Warning that even “famously rainy” London could run out of water by mid-century, while cities like Harare, Kabul, and New Delhi are already parched, the report from the United Kingdom-based charity Christian Aid warns that less than 3% of the world’s water is suitable for drinking, with most of that locked up in glaciers and ice caps, writes The Independent.
Though only 0.01% of the world’s water is easily available for human use in lakes, rivers, reservoirs, and aquifers, global water use grew at more than twice the rate of population over the 20th century, the report found.
Examining the future of water use for drinking, washing, and growing crops in 10 major cities around the world, the report found that the urban poor will be hardest hit without more and faster action to prevent the accelerating spread of drought. Describing a grim environment where poor people can only obtain water by paying usurious rates to private vendors or fighting physically for the resource, Christian Aid says things will only get worse, with the number of people living in cities expected to swell to 68% of the global population by 2050, up from roughly 50% today.
In the developing world, the costs of water shortages are an intensifying reality.
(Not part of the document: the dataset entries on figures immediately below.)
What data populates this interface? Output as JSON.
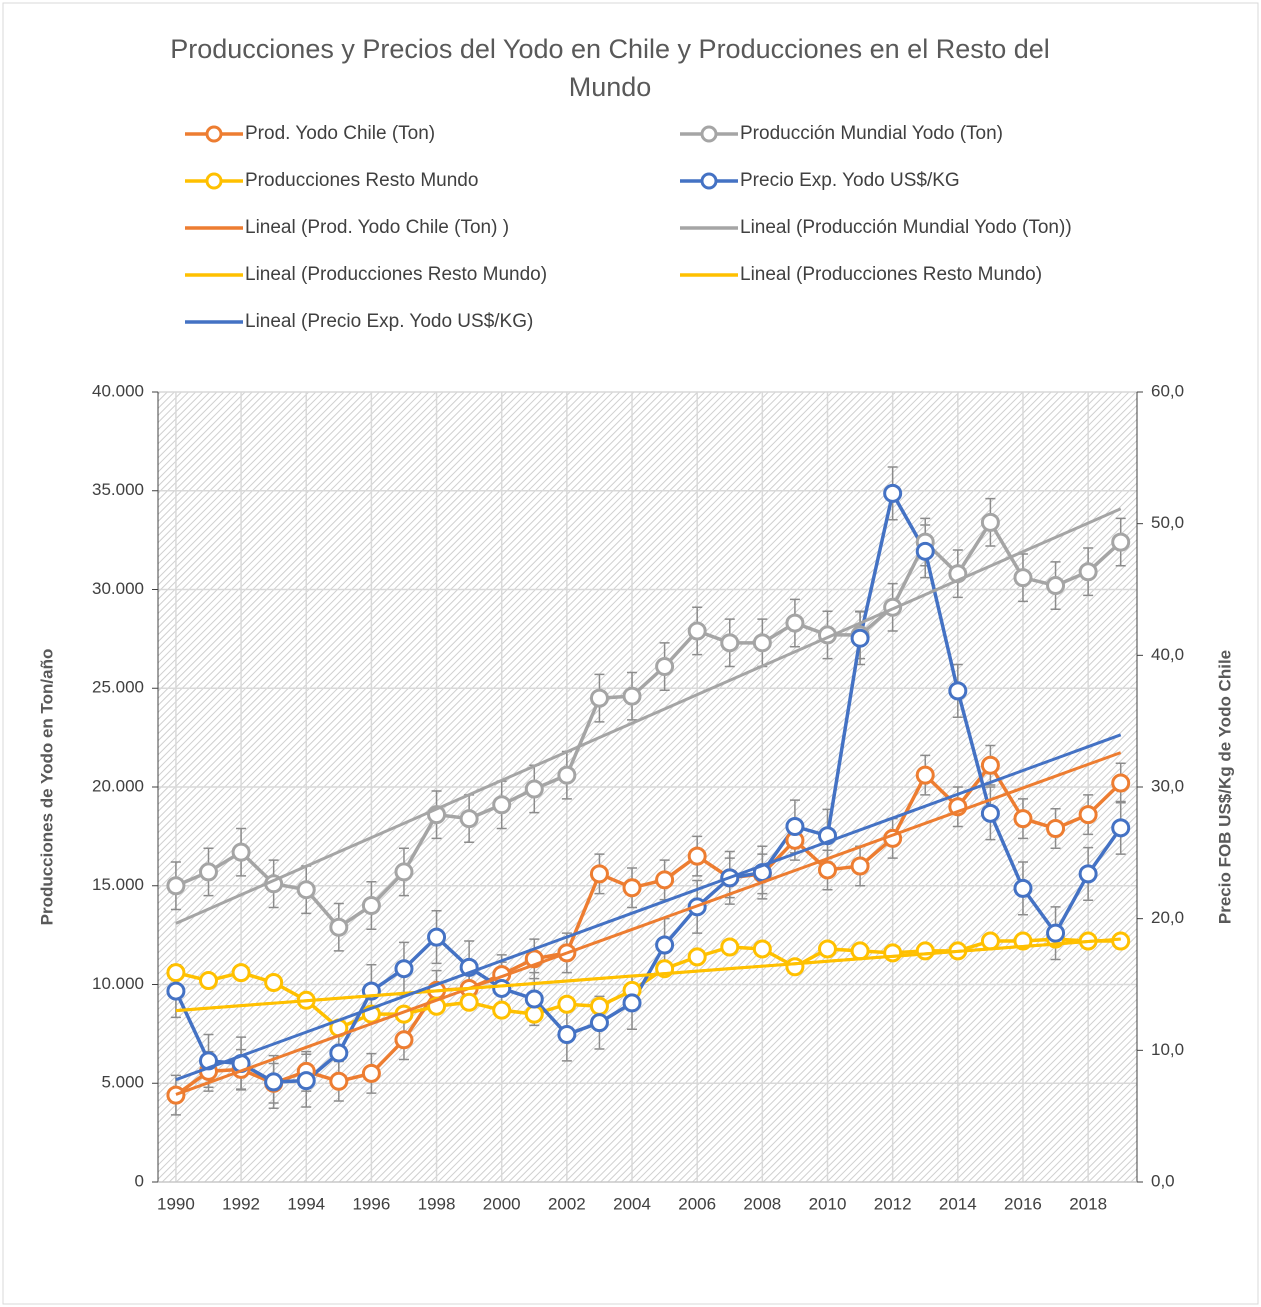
{
  "chart_data": {
    "type": "line",
    "title": "Producciones y Precios del Yodo en Chile y Producciones en el Resto del Mundo",
    "y_label": "Producciones de Yodo en Ton/año",
    "y2_label": "Precio FOB US$/Kg de Yodo Chile",
    "x": [
      1990,
      1991,
      1992,
      1993,
      1994,
      1995,
      1996,
      1997,
      1998,
      1999,
      2000,
      2001,
      2002,
      2003,
      2004,
      2005,
      2006,
      2007,
      2008,
      2009,
      2010,
      2011,
      2012,
      2013,
      2014,
      2015,
      2016,
      2017,
      2018,
      2019
    ],
    "xlim": [
      1989.45,
      2019.5
    ],
    "xticks": [
      1990,
      1992,
      1994,
      1996,
      1998,
      2000,
      2002,
      2004,
      2006,
      2008,
      2010,
      2012,
      2014,
      2016,
      2018
    ],
    "ylim": [
      0,
      40000
    ],
    "yticks": [
      {
        "value": 0,
        "label": "0"
      },
      {
        "value": 5000,
        "label": "5.000"
      },
      {
        "value": 10000,
        "label": "10.000"
      },
      {
        "value": 15000,
        "label": "15.000"
      },
      {
        "value": 20000,
        "label": "20.000"
      },
      {
        "value": 25000,
        "label": "25.000"
      },
      {
        "value": 30000,
        "label": "30.000"
      },
      {
        "value": 35000,
        "label": "35.000"
      },
      {
        "value": 40000,
        "label": "40.000"
      }
    ],
    "y2lim": [
      0,
      60
    ],
    "y2ticks": [
      {
        "value": 0,
        "label": "0,0"
      },
      {
        "value": 10,
        "label": "10,0"
      },
      {
        "value": 20,
        "label": "20,0"
      },
      {
        "value": 30,
        "label": "30,0"
      },
      {
        "value": 40,
        "label": "40,0"
      },
      {
        "value": 50,
        "label": "50,0"
      },
      {
        "value": 60,
        "label": "60,0"
      }
    ],
    "grid": true,
    "series": [
      {
        "name": "Prod. Yodo Chile (Ton)",
        "color": "#ed7d31",
        "error": 1000,
        "values": [
          4400,
          5600,
          5700,
          5000,
          5600,
          5100,
          5500,
          7200,
          9700,
          9800,
          10500,
          11300,
          11600,
          15600,
          14900,
          15300,
          16500,
          15400,
          15600,
          17300,
          15800,
          16000,
          17400,
          20600,
          19000,
          21100,
          18400,
          17900,
          18600,
          20200
        ]
      },
      {
        "name": "Producción Mundial Yodo (Ton)",
        "color": "#a5a5a5",
        "error": 1200,
        "values": [
          15000,
          15700,
          16700,
          15100,
          14800,
          12900,
          14000,
          15700,
          18600,
          18400,
          19100,
          19900,
          20600,
          24500,
          24600,
          26100,
          27900,
          27300,
          27300,
          28300,
          27700,
          27700,
          29100,
          32400,
          30800,
          33400,
          30600,
          30200,
          30900,
          32400
        ]
      },
      {
        "name": "Producciones Resto Mundo",
        "color": "#ffc000",
        "values": [
          10600,
          10200,
          10600,
          10100,
          9200,
          7800,
          8500,
          8500,
          8900,
          9100,
          8700,
          8500,
          9000,
          8900,
          9700,
          10800,
          11400,
          11900,
          11800,
          10900,
          11800,
          11700,
          11600,
          11700,
          11700,
          12200,
          12200,
          12300,
          12200,
          12200
        ]
      },
      {
        "name": "Precio Exp. Yodo US$/KG",
        "color": "#4472c4",
        "axis": "y2",
        "error": 2,
        "values": [
          14.5,
          9.2,
          9.0,
          7.6,
          7.7,
          9.8,
          14.5,
          16.2,
          18.6,
          16.3,
          14.7,
          13.9,
          11.2,
          12.1,
          13.6,
          18.0,
          20.9,
          23.1,
          23.5,
          27.0,
          26.3,
          41.3,
          52.3,
          47.9,
          37.3,
          28.0,
          22.3,
          18.9,
          23.4,
          26.9
        ]
      }
    ],
    "trendlines": [
      {
        "name": "Lineal (Prod. Yodo Chile (Ton) )",
        "series": 0,
        "color": "#ed7d31"
      },
      {
        "name": "Lineal (Producción Mundial Yodo (Ton))",
        "series": 1,
        "color": "#a5a5a5"
      },
      {
        "name": "Lineal (Producciones Resto Mundo)",
        "series": 2,
        "color": "#ffc000"
      },
      {
        "name": "Lineal (Producciones Resto Mundo)",
        "series": 2,
        "color": "#ffc000"
      },
      {
        "name": "Lineal (Precio Exp. Yodo US$/KG)",
        "series": 3,
        "color": "#4472c4"
      }
    ]
  }
}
Noting that drought now “threatens the lives and livelihoods of some of the poorest people in the world,” the same communities that “have done the least to cause the climate crisis,” Christian Aid’s climate justice policy adviser and report co-author Nushrat Rahman Chowdhury said those who are responsible must finally take responsibility.
To this end, Christian Aid is adding its voice to increasingly urgent calls for a long-overdue loss and damage finance facility to be created at this year’s COP 27 climate summit in Egypt.
“To address this injustice, we not only need emission cuts but [must] also provide financial support for those losses which cannot be adapted to,” Chowdhury said.
Even in the wealthy developed world, there is a serious financial incentive to act: Christian Aid calculates that a severe drought would cost London’s economy £330 million (US$411 million) per day.
“It is vital that emissions in the richest and most polluting countries are slashed as a priority,” the report says.
“Many developed economies, such as the UK, have set net-zero target dates but the vast majority lack the policies to enact them, and these targets are currently not on course to be met.”